Sua escolaridade era praticamente zero [iii]. Ela nada nos falou sobre isso. Fico a pensar que ela pulava essa parte dos estudos devido à precariedade da vida que levava.

Bateu em muitas portas, viu muitas caras, teve pouca atenção, pouco carinho, muita crítica e muita cobrança. Porém, não desistiu, acreditou, até mesmo por falta de opção. Ela não teve sequer o direito de cair. Tinha que permanecer em pé e ser obediente à severa vigilância.
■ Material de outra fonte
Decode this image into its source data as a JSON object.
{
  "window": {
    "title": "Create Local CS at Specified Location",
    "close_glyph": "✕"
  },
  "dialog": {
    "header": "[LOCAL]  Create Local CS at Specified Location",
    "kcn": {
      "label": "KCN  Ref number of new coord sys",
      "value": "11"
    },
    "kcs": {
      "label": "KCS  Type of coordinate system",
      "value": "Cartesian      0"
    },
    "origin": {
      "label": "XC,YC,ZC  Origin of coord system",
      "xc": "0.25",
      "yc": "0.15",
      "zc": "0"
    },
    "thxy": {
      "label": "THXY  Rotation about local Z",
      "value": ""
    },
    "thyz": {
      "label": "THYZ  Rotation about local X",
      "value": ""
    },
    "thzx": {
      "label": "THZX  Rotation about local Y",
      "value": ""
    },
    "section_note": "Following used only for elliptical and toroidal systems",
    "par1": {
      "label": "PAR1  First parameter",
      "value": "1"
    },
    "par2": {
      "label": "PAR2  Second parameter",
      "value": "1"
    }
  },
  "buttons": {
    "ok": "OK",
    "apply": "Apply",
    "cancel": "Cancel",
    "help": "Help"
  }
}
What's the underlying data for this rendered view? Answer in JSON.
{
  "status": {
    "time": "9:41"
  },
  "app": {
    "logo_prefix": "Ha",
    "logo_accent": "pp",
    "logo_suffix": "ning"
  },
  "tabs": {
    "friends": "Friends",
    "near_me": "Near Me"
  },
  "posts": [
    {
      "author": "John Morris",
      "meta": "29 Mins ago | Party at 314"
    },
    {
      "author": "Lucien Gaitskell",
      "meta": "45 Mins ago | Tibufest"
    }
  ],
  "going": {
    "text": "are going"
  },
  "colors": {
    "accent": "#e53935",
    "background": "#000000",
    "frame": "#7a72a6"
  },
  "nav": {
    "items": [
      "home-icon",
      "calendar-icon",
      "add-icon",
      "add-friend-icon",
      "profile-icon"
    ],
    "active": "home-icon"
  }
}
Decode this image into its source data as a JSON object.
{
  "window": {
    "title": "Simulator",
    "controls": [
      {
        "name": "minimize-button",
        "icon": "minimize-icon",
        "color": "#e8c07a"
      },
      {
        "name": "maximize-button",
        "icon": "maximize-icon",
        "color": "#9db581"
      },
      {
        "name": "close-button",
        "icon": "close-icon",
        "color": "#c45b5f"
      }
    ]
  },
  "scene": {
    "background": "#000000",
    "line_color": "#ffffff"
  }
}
Como uma espécie de doutora sem doutorado ou psicoterapeuta sem diploma, ela tinha uma postura extremamente humana e solícita diante dos que a buscavam. Antes de qualquer remédio para o doente, uma boa conversa era repassada para ele. No raio das suas possibilidades, não media esforços e sempre conquistava novas vitórias.

Certa vez, pediu emprego para pai ao então governador de Pernambuco, dr. Etelvino Lins de Albuquerque. Tudo graças à amizade que fez com a família Lins de Albuquerque nos tempos da sua juventude em Sertânia. Seu pedido foi prontamente atendido: pai conseguiu uma vaga como fiscal do DNER, num trecho de estrada que estava em construção em Santa Maria, nas proximidades de Rio da Barra.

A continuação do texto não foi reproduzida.